Cell as Point: One-Stage Framework for Efficient Cell Tracking
Yaxuan Song, Jianan Fan, Heng Huang, Mei Chen, Weidong Cai
TL;DR
This work introduces CAP, an end-to-end one-stage framework that treats each cell as a point to enable simultaneous tracking and lineage reasoning without segmentation or detection. It integrates a transformer-based cell-joint tracking module with 4D correlation volumes and iterative updates, enhanced by adaptive event-guided sampling to balance mitosis events and rolling-as-window inference for long sequences. CAP achieves strong tracking accuracy with substantially reduced inference time across multiple benchmarks (DeepCell and ISBI CTC) and demonstrates robust lineage reconstruction in crowded scenes.

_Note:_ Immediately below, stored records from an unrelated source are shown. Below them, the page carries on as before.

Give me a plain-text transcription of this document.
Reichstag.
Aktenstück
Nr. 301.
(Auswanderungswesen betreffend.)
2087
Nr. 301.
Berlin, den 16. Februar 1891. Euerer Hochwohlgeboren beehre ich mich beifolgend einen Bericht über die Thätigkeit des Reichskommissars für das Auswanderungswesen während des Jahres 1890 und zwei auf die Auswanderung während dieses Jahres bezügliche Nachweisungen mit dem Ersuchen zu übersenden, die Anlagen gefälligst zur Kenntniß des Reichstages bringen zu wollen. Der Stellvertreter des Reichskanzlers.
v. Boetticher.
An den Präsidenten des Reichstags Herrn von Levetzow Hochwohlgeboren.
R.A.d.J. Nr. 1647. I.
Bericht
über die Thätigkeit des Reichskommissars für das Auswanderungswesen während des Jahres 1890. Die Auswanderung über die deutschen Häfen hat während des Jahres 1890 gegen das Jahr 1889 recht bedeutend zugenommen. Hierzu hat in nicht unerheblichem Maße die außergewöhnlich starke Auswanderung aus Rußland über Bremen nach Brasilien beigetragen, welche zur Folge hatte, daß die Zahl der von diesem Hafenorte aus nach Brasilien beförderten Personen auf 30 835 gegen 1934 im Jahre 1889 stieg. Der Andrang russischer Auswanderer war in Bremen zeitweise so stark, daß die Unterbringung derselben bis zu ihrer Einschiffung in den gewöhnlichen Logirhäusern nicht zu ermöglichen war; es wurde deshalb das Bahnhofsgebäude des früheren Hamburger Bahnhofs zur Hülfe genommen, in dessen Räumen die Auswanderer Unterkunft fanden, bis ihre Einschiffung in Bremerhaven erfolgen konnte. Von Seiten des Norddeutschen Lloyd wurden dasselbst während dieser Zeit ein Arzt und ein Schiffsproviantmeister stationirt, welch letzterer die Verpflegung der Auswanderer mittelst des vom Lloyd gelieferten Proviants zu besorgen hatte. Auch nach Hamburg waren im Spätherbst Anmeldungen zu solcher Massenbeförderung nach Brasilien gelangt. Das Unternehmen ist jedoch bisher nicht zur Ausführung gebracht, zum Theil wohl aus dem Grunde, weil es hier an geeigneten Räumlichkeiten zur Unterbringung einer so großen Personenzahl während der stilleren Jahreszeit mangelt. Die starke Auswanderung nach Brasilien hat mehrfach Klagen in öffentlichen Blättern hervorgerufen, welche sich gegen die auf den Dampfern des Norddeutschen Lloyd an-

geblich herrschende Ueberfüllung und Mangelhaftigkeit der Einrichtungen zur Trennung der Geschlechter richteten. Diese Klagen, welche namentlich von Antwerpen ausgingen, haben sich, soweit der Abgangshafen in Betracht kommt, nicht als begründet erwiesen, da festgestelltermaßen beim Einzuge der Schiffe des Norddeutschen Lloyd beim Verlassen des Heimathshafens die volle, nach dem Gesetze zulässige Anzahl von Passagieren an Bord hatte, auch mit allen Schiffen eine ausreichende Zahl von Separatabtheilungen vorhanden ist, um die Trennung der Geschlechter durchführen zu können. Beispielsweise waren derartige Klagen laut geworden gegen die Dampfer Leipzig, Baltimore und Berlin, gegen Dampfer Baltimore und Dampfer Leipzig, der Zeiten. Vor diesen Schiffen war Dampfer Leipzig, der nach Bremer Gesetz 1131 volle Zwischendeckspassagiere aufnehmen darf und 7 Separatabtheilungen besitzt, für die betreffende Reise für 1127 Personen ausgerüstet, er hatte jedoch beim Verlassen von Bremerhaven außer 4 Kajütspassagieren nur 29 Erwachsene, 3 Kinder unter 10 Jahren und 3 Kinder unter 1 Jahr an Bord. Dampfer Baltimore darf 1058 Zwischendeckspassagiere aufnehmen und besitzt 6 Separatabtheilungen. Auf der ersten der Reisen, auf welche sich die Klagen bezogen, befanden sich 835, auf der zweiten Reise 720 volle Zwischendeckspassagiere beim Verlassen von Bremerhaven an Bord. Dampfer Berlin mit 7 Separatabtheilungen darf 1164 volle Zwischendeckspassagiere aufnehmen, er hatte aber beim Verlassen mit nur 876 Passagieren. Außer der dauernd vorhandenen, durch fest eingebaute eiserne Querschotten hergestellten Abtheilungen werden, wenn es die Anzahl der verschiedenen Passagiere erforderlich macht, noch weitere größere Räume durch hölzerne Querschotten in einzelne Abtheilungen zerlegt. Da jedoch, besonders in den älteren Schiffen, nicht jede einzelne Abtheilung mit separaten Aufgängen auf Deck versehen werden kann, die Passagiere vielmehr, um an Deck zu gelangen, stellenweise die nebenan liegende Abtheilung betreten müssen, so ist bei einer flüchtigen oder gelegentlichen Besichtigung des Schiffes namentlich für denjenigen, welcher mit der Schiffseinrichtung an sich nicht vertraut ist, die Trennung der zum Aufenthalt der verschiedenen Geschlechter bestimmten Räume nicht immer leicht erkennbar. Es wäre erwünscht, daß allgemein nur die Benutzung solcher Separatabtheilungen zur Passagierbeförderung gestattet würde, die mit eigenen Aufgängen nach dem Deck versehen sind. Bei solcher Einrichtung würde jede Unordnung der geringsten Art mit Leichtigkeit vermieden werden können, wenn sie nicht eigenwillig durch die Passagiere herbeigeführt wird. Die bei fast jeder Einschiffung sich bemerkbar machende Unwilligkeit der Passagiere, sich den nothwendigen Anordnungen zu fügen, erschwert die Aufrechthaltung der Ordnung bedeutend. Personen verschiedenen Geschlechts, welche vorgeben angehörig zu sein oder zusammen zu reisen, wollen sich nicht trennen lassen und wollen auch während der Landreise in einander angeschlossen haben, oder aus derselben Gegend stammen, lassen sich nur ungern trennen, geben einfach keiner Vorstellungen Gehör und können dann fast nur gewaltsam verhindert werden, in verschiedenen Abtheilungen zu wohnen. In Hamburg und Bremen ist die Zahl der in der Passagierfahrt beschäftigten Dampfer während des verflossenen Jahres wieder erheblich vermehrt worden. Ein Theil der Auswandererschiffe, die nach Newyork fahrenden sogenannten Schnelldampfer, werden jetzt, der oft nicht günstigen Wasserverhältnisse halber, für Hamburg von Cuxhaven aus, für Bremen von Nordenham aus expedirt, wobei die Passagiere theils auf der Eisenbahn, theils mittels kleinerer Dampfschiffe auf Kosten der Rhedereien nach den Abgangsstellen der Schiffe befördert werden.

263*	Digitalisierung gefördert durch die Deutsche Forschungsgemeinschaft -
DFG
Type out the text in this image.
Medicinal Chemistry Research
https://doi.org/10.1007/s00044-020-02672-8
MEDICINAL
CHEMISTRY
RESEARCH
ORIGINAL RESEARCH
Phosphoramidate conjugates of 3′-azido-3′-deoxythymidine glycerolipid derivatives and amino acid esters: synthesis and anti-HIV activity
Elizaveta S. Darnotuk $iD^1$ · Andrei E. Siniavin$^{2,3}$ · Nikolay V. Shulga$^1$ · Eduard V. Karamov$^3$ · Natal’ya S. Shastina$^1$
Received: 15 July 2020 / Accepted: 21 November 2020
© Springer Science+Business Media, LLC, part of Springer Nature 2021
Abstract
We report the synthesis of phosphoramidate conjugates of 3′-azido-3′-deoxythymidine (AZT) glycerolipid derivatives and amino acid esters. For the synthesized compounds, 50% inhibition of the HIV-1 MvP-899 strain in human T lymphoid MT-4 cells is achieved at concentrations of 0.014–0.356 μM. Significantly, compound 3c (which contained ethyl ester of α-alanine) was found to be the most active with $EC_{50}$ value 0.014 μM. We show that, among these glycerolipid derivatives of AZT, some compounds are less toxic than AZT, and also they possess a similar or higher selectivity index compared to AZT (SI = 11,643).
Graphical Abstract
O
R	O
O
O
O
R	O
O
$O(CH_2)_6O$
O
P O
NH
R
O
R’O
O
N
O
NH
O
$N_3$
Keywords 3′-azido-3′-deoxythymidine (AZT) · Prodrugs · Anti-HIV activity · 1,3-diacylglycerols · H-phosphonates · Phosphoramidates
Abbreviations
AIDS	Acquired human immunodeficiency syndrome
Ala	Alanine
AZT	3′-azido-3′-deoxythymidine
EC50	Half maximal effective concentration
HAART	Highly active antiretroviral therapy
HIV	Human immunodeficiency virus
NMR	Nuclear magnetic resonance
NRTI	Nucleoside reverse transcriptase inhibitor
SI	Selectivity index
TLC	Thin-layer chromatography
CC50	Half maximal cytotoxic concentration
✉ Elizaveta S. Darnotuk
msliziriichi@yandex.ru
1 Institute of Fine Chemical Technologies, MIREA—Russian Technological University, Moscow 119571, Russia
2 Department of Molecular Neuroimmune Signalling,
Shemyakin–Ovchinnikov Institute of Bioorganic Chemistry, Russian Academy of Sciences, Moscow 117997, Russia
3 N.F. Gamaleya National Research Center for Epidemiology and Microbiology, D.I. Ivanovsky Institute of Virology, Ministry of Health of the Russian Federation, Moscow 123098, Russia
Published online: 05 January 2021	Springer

The approach reduces annotation requirements, improves efficiency, and offers practical impact for high-throughput cell-tracking tasks and downstream biological analysis.
Abstract
Conventional multi-stage cell tracking approaches rely heavily on detection or segmentation in each frame as a prerequisite, requiring substantial resources for high-quality segmentation masks and increasing the overall prediction time. To address these limitations, we propose CAP, a novel end-to-end one-stage framework that reimagines cell tracking by treating Cell as Point. Unlike traditional methods, CAP eliminates the need for explicit detection or segmentation, instead jointly tracking cells for sequences in one stage by leveraging the inherent correlations among their trajectories. This simplification reduces both labeling requirements and pipeline complexity. However, directly processing the entire sequence in one stage poses challenges related to data imbalance in capturing cell division events and long sequence inference. To solve these challenges, CAP introduces two key innovations: (1) adaptive event-guided (AEG) sampling, which prioritizes cell division events to mitigate the occurrence imbalance of cell events, and (2) the rolling-as-window (RAW) inference strategy, which ensures continuous and stable tracking of newly emerging cells over extended sequences. By removing the dependency on segmentation-based preprocessing while addressing the challenges of imbalanced occurrence of cell events and long-sequence tracking, CAP demonstrates promising cell tracking performance and is 8 to 32 times more efficient than existing methods. The code and model checkpoints will be available soon.